The Achronim discuss the sevara behind the issur of a psik reisha. One opinion is that since the assur action is inevitable, it is as if the person is being mechavein for the assur action when they do the muttar action. This sevara would not apply to a child, because a child (of the appropriate age) has no awareness of the resulting consequences of their actions. 

The example of the refrigerator is different than the example of the lightswitch, because the action is intrinsically muttar, just the presumed added kavanah for the second action makes both actions assur. However, for a child who does not have that presumed added kavanah, Rav Shlomo Zalman Auerbach writes that the issur does not apply. Thus, it is muttar perform sefiya b’yadayim to enable a child to perform a psik reisha even on an issur d’oraysa. Although there is another explanation behind the issur of psik reisha, which would apply to a child, Rav Shlomo Zalman appears to accept the above explanation as the primary explanation.

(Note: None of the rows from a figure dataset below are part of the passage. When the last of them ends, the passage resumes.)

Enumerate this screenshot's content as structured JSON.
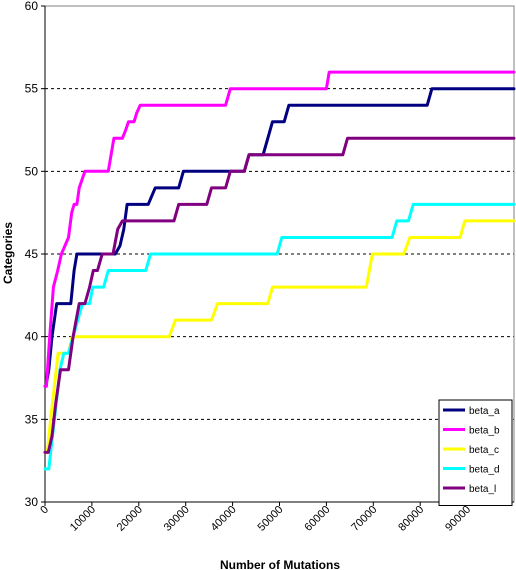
{
  "chart_data": {
    "type": "line",
    "xlabel": "Number of Mutations",
    "ylabel": "Categories",
    "xlim": [
      0,
      100000
    ],
    "ylim": [
      30,
      60
    ],
    "x_ticks": [
      0,
      10000,
      20000,
      30000,
      40000,
      50000,
      60000,
      70000,
      80000,
      90000
    ],
    "y_ticks": [
      30,
      35,
      40,
      45,
      50,
      55,
      60
    ],
    "grid": "horizontal dashed at 35, 40, 45, 50, 55",
    "legend_position": "bottom-right",
    "series": [
      {
        "name": "beta_a",
        "color": "#000080",
        "points": [
          [
            0,
            37
          ],
          [
            200,
            37
          ],
          [
            800,
            38
          ],
          [
            1500,
            40
          ],
          [
            2500,
            42
          ],
          [
            5500,
            42
          ],
          [
            6200,
            44
          ],
          [
            6800,
            45
          ],
          [
            15000,
            45
          ],
          [
            16000,
            45.5
          ],
          [
            16800,
            46.5
          ],
          [
            17500,
            48
          ],
          [
            22000,
            48
          ],
          [
            23500,
            49
          ],
          [
            28500,
            49
          ],
          [
            29500,
            50
          ],
          [
            42500,
            50
          ],
          [
            43500,
            51
          ],
          [
            46500,
            51
          ],
          [
            47500,
            52
          ],
          [
            48500,
            53
          ],
          [
            51000,
            53
          ],
          [
            52000,
            54
          ],
          [
            81500,
            54
          ],
          [
            82500,
            55
          ],
          [
            100000,
            55
          ]
        ]
      },
      {
        "name": "beta_b",
        "color": "#ff00ff",
        "points": [
          [
            0,
            37
          ],
          [
            300,
            37
          ],
          [
            1000,
            40
          ],
          [
            1800,
            43
          ],
          [
            2700,
            44
          ],
          [
            3500,
            45
          ],
          [
            5000,
            46
          ],
          [
            5700,
            47.5
          ],
          [
            6200,
            48
          ],
          [
            6800,
            48
          ],
          [
            7300,
            49
          ],
          [
            8500,
            50
          ],
          [
            13500,
            50
          ],
          [
            14700,
            52
          ],
          [
            16500,
            52
          ],
          [
            17200,
            52.5
          ],
          [
            17800,
            53
          ],
          [
            19000,
            53
          ],
          [
            19500,
            53.5
          ],
          [
            20300,
            54
          ],
          [
            38500,
            54
          ],
          [
            39500,
            55
          ],
          [
            60000,
            55
          ],
          [
            60600,
            56
          ],
          [
            100000,
            56
          ]
        ]
      },
      {
        "name": "beta_c",
        "color": "#ffff00",
        "points": [
          [
            0,
            33
          ],
          [
            500,
            33
          ],
          [
            1200,
            35
          ],
          [
            2000,
            37
          ],
          [
            2800,
            39
          ],
          [
            5000,
            39
          ],
          [
            5800,
            40
          ],
          [
            26500,
            40
          ],
          [
            27800,
            41
          ],
          [
            35500,
            41
          ],
          [
            36800,
            42
          ],
          [
            47500,
            42
          ],
          [
            48500,
            43
          ],
          [
            68500,
            43
          ],
          [
            69800,
            45
          ],
          [
            76500,
            45
          ],
          [
            77800,
            46
          ],
          [
            88500,
            46
          ],
          [
            89500,
            47
          ],
          [
            100000,
            47
          ]
        ]
      },
      {
        "name": "beta_d",
        "color": "#00ffff",
        "points": [
          [
            0,
            32
          ],
          [
            800,
            32
          ],
          [
            1600,
            34
          ],
          [
            2400,
            36
          ],
          [
            3200,
            38
          ],
          [
            4000,
            39
          ],
          [
            5000,
            39
          ],
          [
            6000,
            40
          ],
          [
            7000,
            41
          ],
          [
            8000,
            42
          ],
          [
            9500,
            42
          ],
          [
            10200,
            43
          ],
          [
            12500,
            43
          ],
          [
            13500,
            44
          ],
          [
            21500,
            44
          ],
          [
            22500,
            45
          ],
          [
            49500,
            45
          ],
          [
            50500,
            46
          ],
          [
            74000,
            46
          ],
          [
            75000,
            47
          ],
          [
            77500,
            47
          ],
          [
            78500,
            48
          ],
          [
            100000,
            48
          ]
        ]
      },
      {
        "name": "beta_l",
        "color": "#800080",
        "points": [
          [
            0,
            33
          ],
          [
            700,
            33
          ],
          [
            1500,
            34
          ],
          [
            2300,
            36
          ],
          [
            3300,
            38
          ],
          [
            5000,
            38
          ],
          [
            6000,
            40
          ],
          [
            7300,
            42
          ],
          [
            8500,
            42
          ],
          [
            9500,
            43
          ],
          [
            10300,
            44
          ],
          [
            11200,
            44
          ],
          [
            12200,
            45
          ],
          [
            14500,
            45
          ],
          [
            15500,
            46.5
          ],
          [
            16500,
            47
          ],
          [
            27500,
            47
          ],
          [
            28500,
            48
          ],
          [
            34500,
            48
          ],
          [
            35500,
            49
          ],
          [
            38500,
            49
          ],
          [
            39500,
            50
          ],
          [
            42500,
            50
          ],
          [
            43500,
            51
          ],
          [
            63500,
            51
          ],
          [
            64500,
            52
          ],
          [
            100000,
            52
          ]
        ]
      }
    ]
  }
}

The Chayei Adam moves on to discuss a scenario related to tumas kohanim. One may have thought that a pregnant woman who is married to a kohen should need to suspect that the fetus is a male, and should treat the fetus accordingly. There is an issur for a kohen to be metamei himself, so we should argue that the mother should need to protect herself from coming in contact with tumas meis. However, the Chayei Adam writes that it is muttar, because there is a heter of a sfeik sfeika: a safeik whether the fetus is a boy, and, even if it is a boy, a safeik whether the fetus will be viable. Thus, the rov tells us that we do not need to be concerned. However, it is important to note that the rov does not apply if the mother knows the gender of the child, because there is no longer a sfeik sfeika. In such a case, the mother is prohibited from coming in contact with tumas meis. 

We would appear to conclude from this halacha that a fetus can have a separate status than its mother, and, since we consider the fetus to be a kohen, the issur of sefiya b’yadayim (i.e., to actively bring the fetus to a tamei place) applies. However, the question is raised whether we would look at the child as distinct from the mother, or whether the tumah of the mother cannot extend to her child. We have a concept of taharah beluah, that something completely absorbed in the body is considered tahor. The examples discussed in the Mishnayos regard an animal which consumes an item whole and then releases it whole via its waste. 

There is a machlokes achronim whether the concept of tahara beluah applies to a mother and fetus as well. The achronim who hold that tahara beluah applies to a mother would argue that this concept could be used to allow the mother to come in contact with tumas meis, even without the sfeik sfeika, due to the inherent nature of the child being fully absorbed within the mother.. 

Thus, a mother could go to the hospital, even though there may be a meis there, relying on either the sfeik sfeika or the concept of tahra beluah. Nevertheless, due to the sfeikos, if she has no pressing need to go to the hospital, she should avoid doing so.


  • The Chayei Adam understands that sefiya b’yadayim to a katan on anything assur mideoraysa, or to tell a child to do any action which is assur mideoraysa, is an issur deoraysa.
  • Sefiya b’yadayim on anything assur miderabanan is assur as well, but there is an opinion one may rely on (the Rashba) under compelling circumstances to perform sefiya b’yadayim. Either way, it may only be relied upon for the child’s benefit, not for a child to benefit an adult.
  • All agree that one may perform sefiya b’yadayim even on an issur deoraysa in a case of a psik reisha.
  • A pregnant woman married to a kohen may enter a place with a possible tumas meis (e.g., a hospital) if necessary. If it is not necessary, she should try to avoid it.